Advice on managing grass and forage stocks

Liz Genever, AHDB Beef & Lamb Senior Scientist, looks at the current weather conditions and suggests ways in which farmers can tackle some of the difficult decisions that will need to made over the coming weeks and months.



The extreme weather we have experienced this year has made for a challenging 2018 so far. The very dry weather over the past few weeks has meant grass growth has been way below average for the time of year, with AHDB’s Forage for Knowledge weekly grass monitoring reporting growth of
21.2kg DM/ha across contributor farms at the end of July, compared to 59.5kg DM/ha recorded at the end of July 2017.

The lack of grass growth has meant farmers are having to feed animals with winter feed stock which will affect supplies later in the year. This issue is further compounded because the bad weather earlier in the spring has impacted silage yields, with most farmers able to get an ok first cut, some may have got a second cut but that’s about it. Farmers should look at options for late silage, including the use of additives and testing nitrogen levels in standing crops so they can get a decent third cut. More information on making grass silage can be found in the BRP manual Making Grass silage for Better Returns.

Farmers should consider creating their winter feed budget now so they can get a handle on how much feed they will need in the coming months going in to the winter period, how much they will have and plan strategies to cope with the deficit.

The BRP manual Planning grazing strategies for Better Returns includes calculations for assessing available forage stocks and is a good place to start when assessing what is available on farm. There is also a feed budget calculator, available online, to help you plan the feed you have and will need.

Once you have identified the deficit you can plan on how to manage it. It may be that top-up purchases are required and you may have to feed more supplements than usual. It is a good idea to look at your flock or herd closely and identify the most productive animals. Consider selling or culling unproductive stock so that the limited resources can be allocated to the best-performing animals.

Livestock performance may have suffered too, so keep an eye on body condition score of ewes in the lead up to tupping, as well as cows, and consider weaning thin cows early. For more information on BCS see Managing ewes for Better Returns and Optimising suckler herd fertility for Better Returns.


If you usually house stock in winter, consider whether outwintering on a forage crop or sacrifice fields is in an option. This will depend on conditions on your farm as crops will need to sown in the next few weeks if being used for winter feed. The BRP manual Using Brassicas for Better Returns can help you plan the use of brassicas.

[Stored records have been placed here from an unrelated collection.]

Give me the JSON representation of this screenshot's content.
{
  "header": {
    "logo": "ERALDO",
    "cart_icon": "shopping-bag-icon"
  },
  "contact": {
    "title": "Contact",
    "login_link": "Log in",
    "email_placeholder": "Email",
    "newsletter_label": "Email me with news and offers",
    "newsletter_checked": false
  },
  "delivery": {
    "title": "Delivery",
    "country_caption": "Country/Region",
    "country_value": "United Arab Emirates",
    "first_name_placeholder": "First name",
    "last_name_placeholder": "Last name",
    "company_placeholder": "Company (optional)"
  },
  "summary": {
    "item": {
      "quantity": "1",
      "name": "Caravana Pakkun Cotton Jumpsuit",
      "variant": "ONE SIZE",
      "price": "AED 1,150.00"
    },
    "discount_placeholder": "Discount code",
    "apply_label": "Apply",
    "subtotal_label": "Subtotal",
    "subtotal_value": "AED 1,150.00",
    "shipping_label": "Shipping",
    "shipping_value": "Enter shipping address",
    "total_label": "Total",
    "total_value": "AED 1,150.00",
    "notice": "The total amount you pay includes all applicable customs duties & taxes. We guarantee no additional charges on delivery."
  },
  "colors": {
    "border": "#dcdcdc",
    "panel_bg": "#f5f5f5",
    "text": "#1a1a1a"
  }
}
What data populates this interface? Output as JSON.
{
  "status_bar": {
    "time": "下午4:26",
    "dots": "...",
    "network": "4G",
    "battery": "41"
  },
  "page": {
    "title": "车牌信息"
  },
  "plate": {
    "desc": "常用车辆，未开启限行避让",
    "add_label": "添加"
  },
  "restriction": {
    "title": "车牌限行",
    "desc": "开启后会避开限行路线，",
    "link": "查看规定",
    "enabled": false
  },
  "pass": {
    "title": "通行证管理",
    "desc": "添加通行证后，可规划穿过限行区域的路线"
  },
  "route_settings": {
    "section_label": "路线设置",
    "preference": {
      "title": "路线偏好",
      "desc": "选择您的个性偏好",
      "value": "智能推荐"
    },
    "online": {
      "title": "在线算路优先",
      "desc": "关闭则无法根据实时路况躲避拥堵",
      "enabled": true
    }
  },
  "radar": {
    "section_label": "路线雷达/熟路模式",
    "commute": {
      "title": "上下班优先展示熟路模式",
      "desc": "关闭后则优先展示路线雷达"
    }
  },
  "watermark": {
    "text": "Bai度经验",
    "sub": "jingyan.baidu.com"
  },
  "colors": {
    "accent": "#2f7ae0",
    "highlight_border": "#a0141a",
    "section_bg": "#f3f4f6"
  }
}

If this is not an option, look at different options for bedding in preparation for a straw shortage and also be prepared that if straw is in short supply, it may not be an option to bulk out a total mixed ration (TMR). Make sure ventilation is optimum and that drainage in yards is adequate to reduce the need for straw. We have videos on assessing calf buildings and assessing ventilation that can help you identify where imporvements can be made. Further information can be found in the BRP+ documents Better calf housing and BRP+ Better cattle housing design.

Contingency plans will have financial implications, whether it’s buying in extra feed or having to sell animals early which may mean not getting as good a price as you might expect. The key is to start planning now and finding the option that best-suits your business.

AHDB has a created a drought hub where farmers can find the latest guidance on managing the effects of heat stress and drought, including the latest insight from the market intelligence team.